La semaine d’éducation et d’actions contre le racisme et l’antisémitisme se déroule du 21 au 28 mars 2021. Cette semaine primordiale pour le bien-etre de la société a pour vocation de valoriser les acteurs de la société civile et à rappeler les valeurs francaises (liberté, d’égalité et de fraternité) afin de lutter contre toute forme de discrimination. Cette semaine est également l’occasion d’amplifier les actions éducatives sur la prévention du racisme, quelque soit sa visée, et de l’antisémitisme ainsi que la défense des Droits de l’Homme. 

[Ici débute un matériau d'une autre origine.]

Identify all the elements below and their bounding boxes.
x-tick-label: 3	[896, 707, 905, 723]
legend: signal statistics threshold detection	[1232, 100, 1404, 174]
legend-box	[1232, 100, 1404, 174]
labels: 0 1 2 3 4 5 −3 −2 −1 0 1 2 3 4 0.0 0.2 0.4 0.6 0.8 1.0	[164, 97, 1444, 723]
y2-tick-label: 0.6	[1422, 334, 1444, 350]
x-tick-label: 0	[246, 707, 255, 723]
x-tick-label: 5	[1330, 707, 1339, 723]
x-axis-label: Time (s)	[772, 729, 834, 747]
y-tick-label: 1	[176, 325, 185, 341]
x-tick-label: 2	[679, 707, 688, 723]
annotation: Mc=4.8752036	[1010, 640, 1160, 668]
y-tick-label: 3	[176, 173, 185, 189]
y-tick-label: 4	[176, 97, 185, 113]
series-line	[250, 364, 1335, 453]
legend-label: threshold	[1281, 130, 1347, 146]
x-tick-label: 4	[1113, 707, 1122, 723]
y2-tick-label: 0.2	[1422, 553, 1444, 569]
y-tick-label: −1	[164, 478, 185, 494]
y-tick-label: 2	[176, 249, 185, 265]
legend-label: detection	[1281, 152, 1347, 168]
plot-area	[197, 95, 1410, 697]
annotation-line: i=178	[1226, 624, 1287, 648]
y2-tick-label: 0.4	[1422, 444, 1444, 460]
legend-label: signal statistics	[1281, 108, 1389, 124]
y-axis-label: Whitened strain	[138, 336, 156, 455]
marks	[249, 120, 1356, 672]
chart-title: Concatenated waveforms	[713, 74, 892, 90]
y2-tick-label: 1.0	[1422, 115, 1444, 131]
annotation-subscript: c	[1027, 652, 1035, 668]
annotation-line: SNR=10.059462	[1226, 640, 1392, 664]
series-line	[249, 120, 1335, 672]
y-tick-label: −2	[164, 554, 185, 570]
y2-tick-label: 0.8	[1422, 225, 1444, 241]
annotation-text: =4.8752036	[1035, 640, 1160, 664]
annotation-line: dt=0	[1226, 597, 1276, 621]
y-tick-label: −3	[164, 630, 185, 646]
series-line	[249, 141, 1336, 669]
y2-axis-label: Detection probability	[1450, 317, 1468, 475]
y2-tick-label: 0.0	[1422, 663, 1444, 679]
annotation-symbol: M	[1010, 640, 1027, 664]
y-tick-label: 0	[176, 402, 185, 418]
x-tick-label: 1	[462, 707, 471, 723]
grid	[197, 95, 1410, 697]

“L’éducation est l’arme la plus puissante pour changer le monde” – Nelson Mandela

Soigner équitablement tout individu

Dans le domaine de la santé, comme dans d’autres sphères, l’éthique doit prévaloir à tous les égards. Les soignants sont soumis à des grands principes de neutralité, c’est-à-dire de soigner équitablement chaque citoyen. En effet, aucun individu ne doit faire l’objet d’une discrimination dans l’accès à la prévention et aux soins. Selon le code de la Santé publique, il garantit l’égal accès aux soins pour tous, en particulier pour les personnes les plus démunies (articles L1110-1 et L1110-3). Les malades étrangers en situation régulière sont également pris en charge dans les mêmes conditions que les citoyens français. En outre, toute personne de nationalité étrangère en situation irrégulière et dépourvue de couverture sociale peut bénéficier, pour elle-même et les personnes à sa charge, de l’aide médicale d’État.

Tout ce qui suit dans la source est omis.